Evergrande crisis causes global markets to drop a bit
China's second largest property developer (and world's most indebted one, with $300b in liabilities after years of borrowing for funding of rapid growth amid recent real estate frenzy). Seems the company is insolvent. But some analysits say it might be 'too big to fail' because a failure would undermine the CCP's stability.
Evergrande's been trying to sell properties for 25% off to deleverage. So much property on the market to sell off quickly is maybe not great for the Chinese property market. There are other companies in the same position as Evergrande as well.
CCP signaling there won't be a bailout, but as mentioned above this might not be possible because the company accounts for something like 2-3% of China's GDP. Because the majority of financial institutions involved are state-owned, China might use these to do a bailout without appearing to do so directly. However, the CCP seems to want to change the problem they have in their housing market: for years, people have bought homes as investments, and just left them empty, not even renting them out, to keep their quality for some future resell at at a profit, because values have gone up so much in recent years and were expected to continue. This means that the economy gets no real value from the production of these homes. So the CCP wants to move away from unproductive growth to real growth. You might see here why the CCP might be willing to let Evergrande fail so that the traditional moral hazard in the market is reduced. However, real growth alone wouldn't be enough to generate the economic activity for China to hit its GDP growth targets. The way China hits its targets is malinvestment by the real estate sector and local governments building unnecessary infrastructure. The government does more malinvestment when the economy slows down and reduces it at other times. It fills the gap.
(Malinvestment refers to ... from the 90s until mid-2000s, Chinese debt funded necessary and productive investment, which means the return on these investments grew faster than the debt did. The investments boosted the economy more than the cost of the debt. After the mid-2000s, debt began to rise faster than GDP, ie the cost of the debt was greater than the returns on investing it.)
People referring to the Lehman collapse (filed for bankruptcy Sept 2008), but China has the advantage of having seen America go through that and how the AIG bailout was unfair to the taxpayer.

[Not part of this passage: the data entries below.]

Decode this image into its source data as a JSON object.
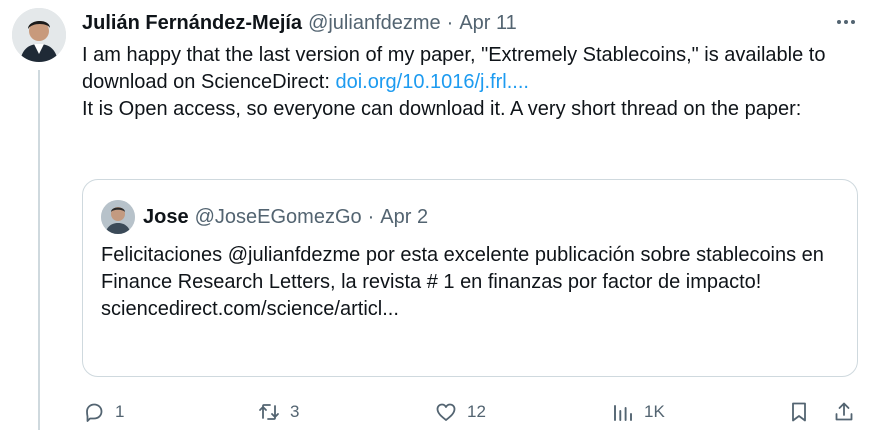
{
  "tweet": {
    "author_name": "Julián Fernández-Mejía",
    "author_handle": "@julianfdezme",
    "separator": "·",
    "date": "Apr 11",
    "text_line1_prefix": "I am happy that the last version of my paper, \"Extremely Stablecoins,\" is available to download on ScienceDirect: ",
    "link_text": "doi.org/10.1016/j.frl....",
    "text_line2": "It is Open access, so everyone can download it.  A very short thread on the paper:"
  },
  "quote": {
    "author_name": "Jose",
    "author_handle": "@JoseEGomezGo",
    "separator": "·",
    "date": "Apr 2",
    "text": "Felicitaciones @julianfdezme por esta excelente publicación sobre stablecoins en Finance Research Letters, la revista # 1 en finanzas por factor de impacto!",
    "link_text": "sciencedirect.com/science/articl..."
  },
  "actions": {
    "replies": "1",
    "retweets": "3",
    "likes": "12",
    "views": "1K"
  },
  "icons": {
    "more": "more-horizontal-icon",
    "reply": "reply-icon",
    "retweet": "retweet-icon",
    "like": "heart-icon",
    "views": "analytics-icon",
    "bookmark": "bookmark-icon",
    "share": "share-icon"
  },
  "colors": {
    "text": "#0f1419",
    "secondary": "#536471",
    "link": "#1d9bf0",
    "border": "#cfd9de"
  }
}
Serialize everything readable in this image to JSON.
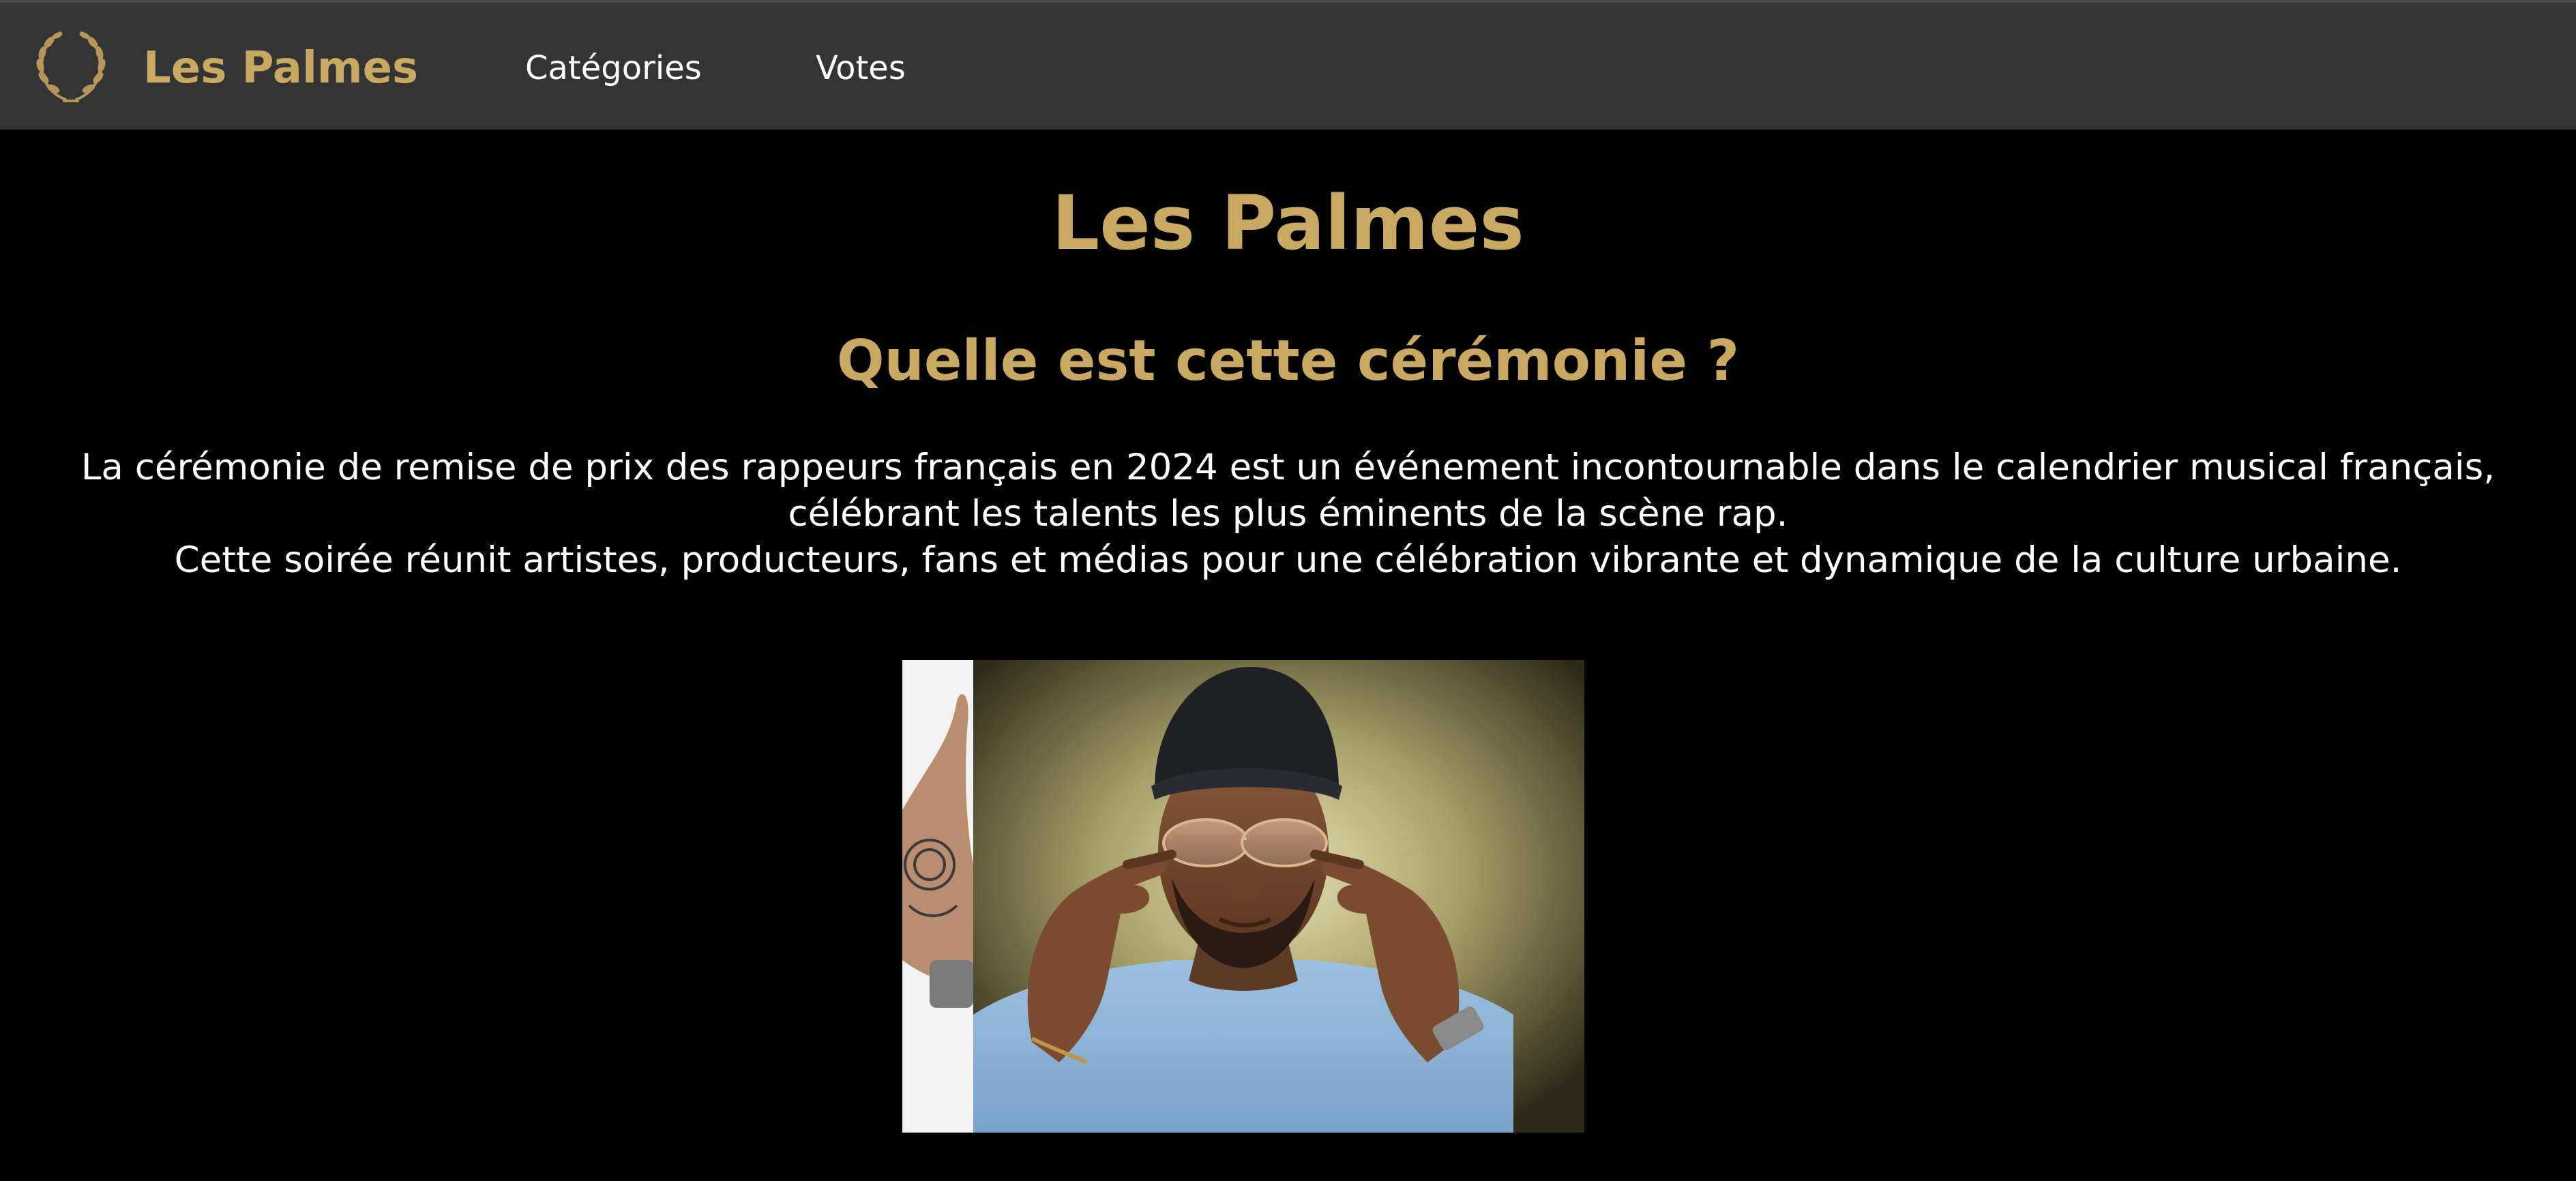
{
  "nav": {
    "logo_icon": "laurel-wreath-icon",
    "brand": "Les Palmes",
    "links": [
      {
        "label": "Catégories"
      },
      {
        "label": "Votes"
      }
    ]
  },
  "main": {
    "title": "Les Palmes",
    "section_title": "Quelle est cette cérémonie ?",
    "paragraph_1": "La cérémonie de remise de prix des rappeurs français en 2024 est un événement incontournable dans le calendrier musical français, célébrant les talents les plus éminents de la scène rap.",
    "paragraph_2": "Cette soirée réunit artistes, producteurs, fans et médias pour une célébration vibrante et dynamique de la culture urbaine."
  },
  "carousel": {
    "image": "rapper-portrait-photo"
  },
  "colors": {
    "navbar_bg": "#343434",
    "page_bg": "#000000",
    "accent_gold": "#c9a961",
    "text": "#ffffff"
  }
}
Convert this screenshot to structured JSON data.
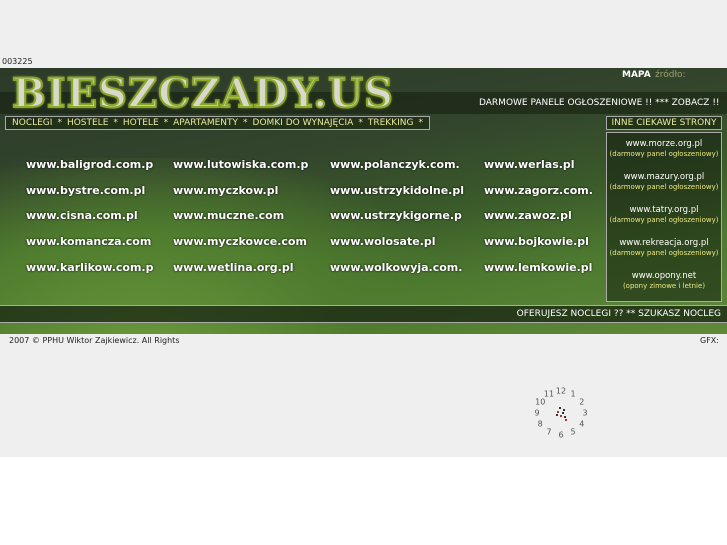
{
  "counter": "003225",
  "header": {
    "logo": "BIESZCZADY.US",
    "mapa": "MAPA",
    "zrodlo": "źródło:",
    "promo": "DARMOWE PANELE OGŁOSZENIOWE !!  ***  ZOBACZ !!"
  },
  "nav": [
    "NOCLEGI",
    "HOSTELE",
    "HOTELE",
    "APARTAMENTY",
    "DOMKI DO WYNAJĘCIA",
    "TREKKING"
  ],
  "nav_sep": "*",
  "sidebar": {
    "title": "INNE CIEKAWE STRONY",
    "items": [
      {
        "url": "www.morze.org.pl",
        "desc": "(darmowy panel ogłoszeniowy)"
      },
      {
        "url": "www.mazury.org.pl",
        "desc": "(darmowy panel ogłoszeniowy)"
      },
      {
        "url": "www.tatry.org.pl",
        "desc": "(darmowy panel ogłoszeniowy)"
      },
      {
        "url": "www.rekreacja.org.pl",
        "desc": "(darmowy panel ogłoszeniowy)"
      },
      {
        "url": "www.opony.net",
        "desc": "(opony zimowe i letnie)"
      }
    ]
  },
  "sites": [
    [
      "www.baligrod.com.p",
      "www.lutowiska.com.p",
      "www.polanczyk.com.",
      "www.werlas.pl"
    ],
    [
      "www.bystre.com.pl",
      "www.myczkow.pl",
      "www.ustrzykidolne.pl",
      "www.zagorz.com."
    ],
    [
      "www.cisna.com.pl",
      "www.muczne.com",
      "www.ustrzykigorne.p",
      "www.zawoz.pl"
    ],
    [
      "www.komancza.com",
      "www.myczkowce.com",
      "www.wolosate.pl",
      "www.bojkowie.pl"
    ],
    [
      "www.karlikow.com.p",
      "www.wetlina.org.pl",
      "www.wolkowyja.com.",
      "www.lemkowie.pl"
    ]
  ],
  "bottom": "OFERUJESZ NOCLEGI ??  **  SZUKASZ NOCLEG",
  "footer": {
    "copyright": "2007 © PPHU Wiktor Zajkiewicz. All Rights",
    "gfx": "GFX:"
  },
  "clock": {
    "numbers": [
      "12",
      "1",
      "2",
      "3",
      "4",
      "5",
      "6",
      "7",
      "8",
      "9",
      "10",
      "11"
    ]
  }
}
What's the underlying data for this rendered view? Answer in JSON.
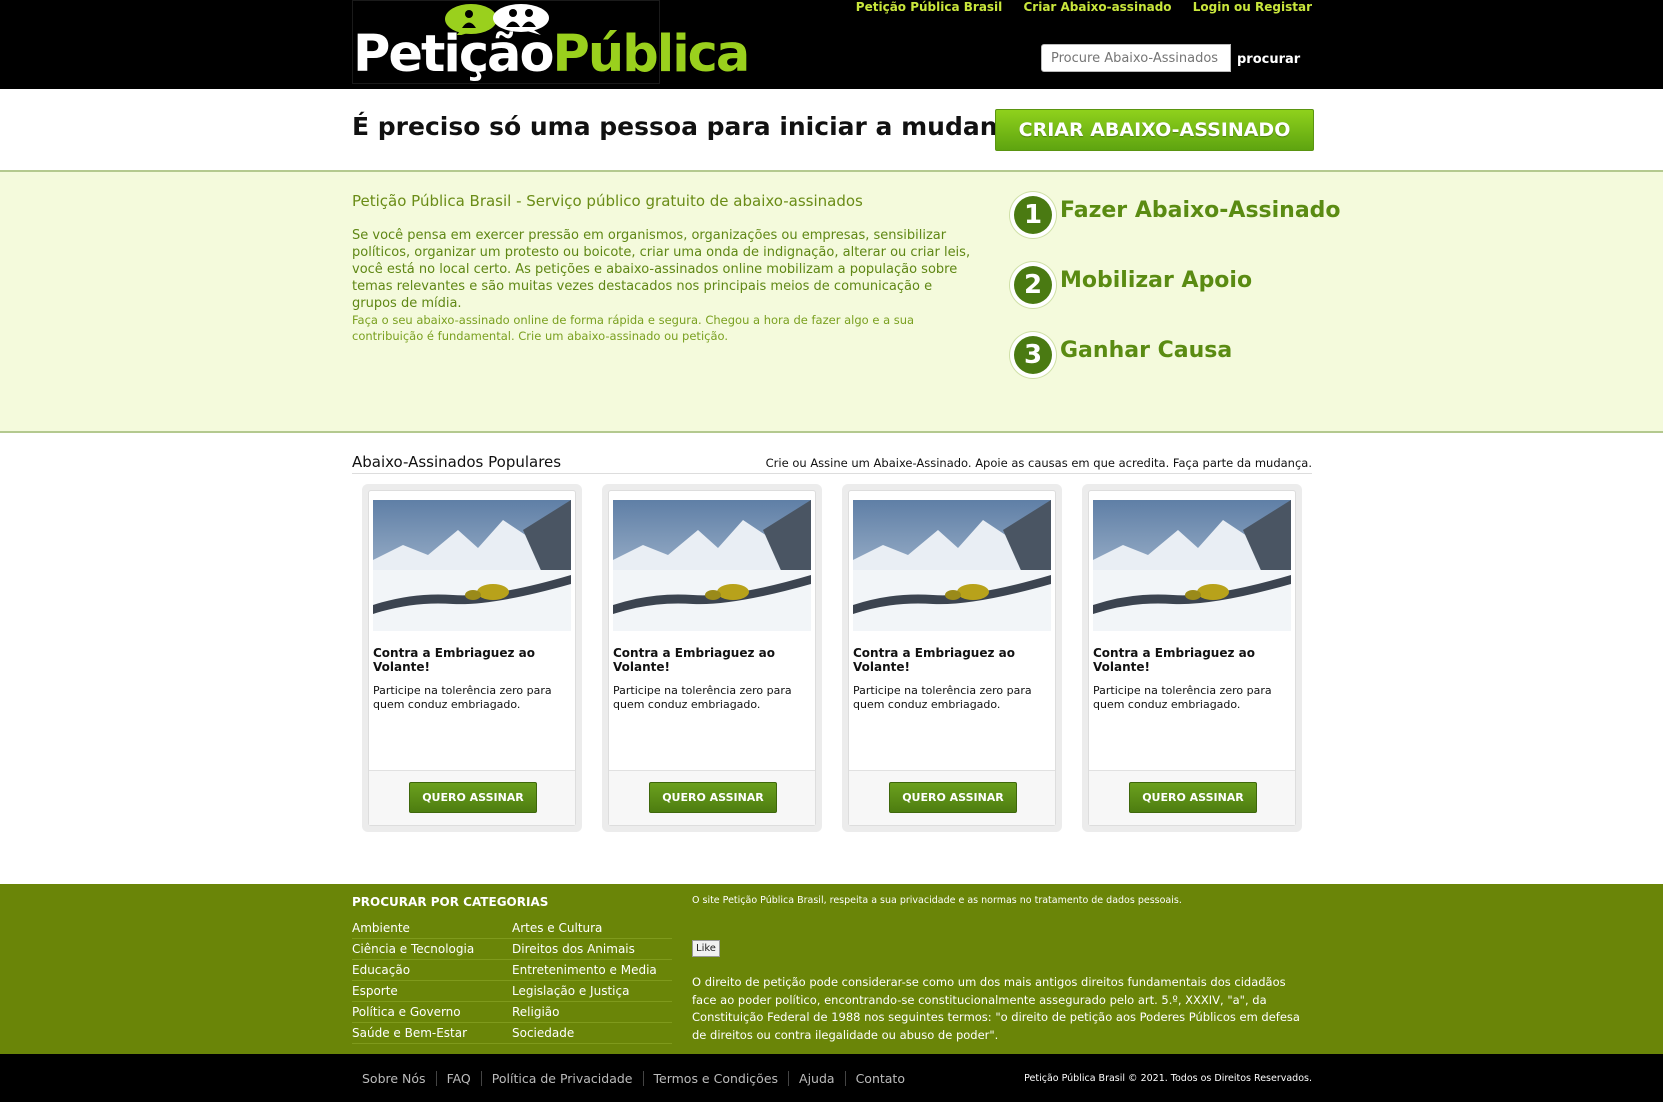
{
  "header": {
    "logo_white": "Petição",
    "logo_green": "Pública",
    "links": [
      "Petição Pública Brasil",
      "Criar Abaixo-assinado",
      "Login ou Registar"
    ],
    "search_placeholder": "Procure Abaixo-Assinados",
    "search_button": "procurar"
  },
  "hero": {
    "tagline": "É preciso só uma pessoa para iniciar a mudança.",
    "create_button": "CRIAR ABAIXO-ASSINADO"
  },
  "intro": {
    "title": "Petição Pública Brasil - Serviço público gratuito de abaixo-assinados",
    "paragraph1": "Se você pensa em exercer pressão em organismos, organizações ou empresas, sensibilizar políticos, organizar um protesto ou boicote, criar uma onda de indignação, alterar ou criar leis, você está no local certo. As petições e abaixo-assinados online mobilizam a população sobre temas relevantes e são muitas vezes destacados nos principais meios de comunicação e grupos de mídia.",
    "paragraph2": "Faça o seu abaixo-assinado online de forma rápida e segura. Chegou a hora de fazer algo e a sua contribuição é fundamental. Crie um abaixo-assinado ou petição.",
    "steps": [
      {
        "num": "1",
        "label": "Fazer Abaixo-Assinado"
      },
      {
        "num": "2",
        "label": "Mobilizar Apoio"
      },
      {
        "num": "3",
        "label": "Ganhar Causa"
      }
    ]
  },
  "popular": {
    "heading": "Abaixo-Assinados Populares",
    "subheading": "Crie ou Assine um Abaixe-Assinado. Apoie as causas em que acredita. Faça parte da mudança.",
    "cards": [
      {
        "title": "Contra a Embriaguez ao Volante!",
        "desc": "Participe na tolerência zero para quem conduz embriagado.",
        "button": "QUERO ASSINAR"
      },
      {
        "title": "Contra a Embriaguez ao Volante!",
        "desc": "Participe na tolerência zero para quem conduz embriagado.",
        "button": "QUERO ASSINAR"
      },
      {
        "title": "Contra a Embriaguez ao Volante!",
        "desc": "Participe na tolerência zero para quem conduz embriagado.",
        "button": "QUERO ASSINAR"
      },
      {
        "title": "Contra a Embriaguez ao Volante!",
        "desc": "Participe na tolerência zero para quem conduz embriagado.",
        "button": "QUERO ASSINAR"
      }
    ]
  },
  "footer": {
    "categories_title": "PROCURAR POR CATEGORIAS",
    "categories_left": [
      "Ambiente",
      "Ciência e Tecnologia",
      "Educação",
      "Esporte",
      "Política e Governo",
      "Saúde e Bem-Estar"
    ],
    "categories_right": [
      "Artes e Cultura",
      "Direitos dos Animais",
      "Entretenimento e Media",
      "Legislação e Justiça",
      "Religião",
      "Sociedade"
    ],
    "privacy_note": "O site Petição Pública Brasil, respeita a sua privacidade e as normas no tratamento de dados pessoais.",
    "like_button": "Like",
    "law_text": "O direito de petição pode considerar-se como um dos mais antigos direitos fundamentais dos cidadãos face ao poder político, encontrando-se constitucionalmente assegurado pelo art. 5.º, XXXIV, \"a\", da Constituição Federal de 1988 nos seguintes termos: \"o direito de petição aos Poderes Públicos em defesa de direitos ou contra ilegalidade ou abuso de poder\".",
    "bottom_links": [
      "Sobre Nós",
      "FAQ",
      "Política de Privacidade",
      "Termos e Condições",
      "Ajuda",
      "Contato"
    ],
    "copyright": "Petição Pública Brasil © 2021. Todos os Direitos Reservados."
  },
  "colors": {
    "brand_green": "#9ad01d",
    "dark_green": "#5a8b12",
    "footer_green": "#6a8508",
    "intro_bg": "#f4fadc"
  }
}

Evergrande also is different in that it has wealth management unit, so depositors are earning interest, but now Evergrande is trying to offer them property (not good property, but things like parking spaces in ghost cities, since all the good stuff they had which could be sold has been sold or pledged against specific debts) if they want.
In China, some protests on the streets. Some are by employees who haven't been paid.
Investing experts have said that although this is just now a big global story moving markets, it's been known for a long time. Commodities were ahead, with iron ore halving since July, for example. China's share of commodities consumption globally is somewhere between 40 and 70% of global supply (20% of global supply just to Chinese real estate).
$310b in obligations globally owed by Evergrande. They have a crucial payment on their offshore bonds in a few days, and people think they might miss it. This debt is held in large amounts by Ashmore Group, BlackRock, UBS, and HSBC, among others, lots in bonds held in vehicles that focus on riskier EM or Asian credits.
A risk is that if all these property owners cut their prices, it will affect also mortgages, and could cause a chain reaction. Late payments of this size could trigger cross-defaults.
Evergrande also has a business model where it relies on customers paying for properties before construction (which this finances). Hundreds of thousands of Chinese have put down downpayments for things that possibly might not now be built.
Real estate is responsible for 30% of China's economic output.
Real estate investment is a large part of investment for Chinese people, due to the expectation values will continue to rise as dramatically as they have done in the past decades. It's been reported that houses costs about 45x average annual income, which is very high globally. Part of the interest in investing in property is due to lack of options in that country, where there tend to be significant levels of scams, and Chinese businesses haven't panned out as great places to invest either. There's also a social pressure to own a house in China. Chinese men reportedly can't get find a wife without having a house.
If Evergrande isn't bailed out and Chinese are caused by their government to rethink property values, it would change the values of loans on the books currently, since they were all (last 30 years of loans) based on assumptions about how the government support them rather than on the borrowers ability to pay back.
Most of Evergrande's debt is held in China which people think can absorb the loss, and the overseas debt is trading currently at about 30c on the dollar (US denominated debt at around 80c). Some think the CCP might cause Evergrande to pay back Chinese lenders first (there will just be more political will to pay the small wealth management investors in China than foreign lenders, regardless of seniority and capital structure), but that would cause an interesting situation where Chinese companies seeking outside investors going forward might not have as easy a time.
S&P was down like 1.5% the day the news hit.
Another issue is that while the Chinese have allowed the CCP to rule authoritarianly, they may be less likely to support the CCP if the country is no longer growing and making people all more wealthy. Combined with slowing population growth. Also, while Chinese exports continue to increase, this is due not to genuine productive potential, but rather to the price growth of commodities, it has been said.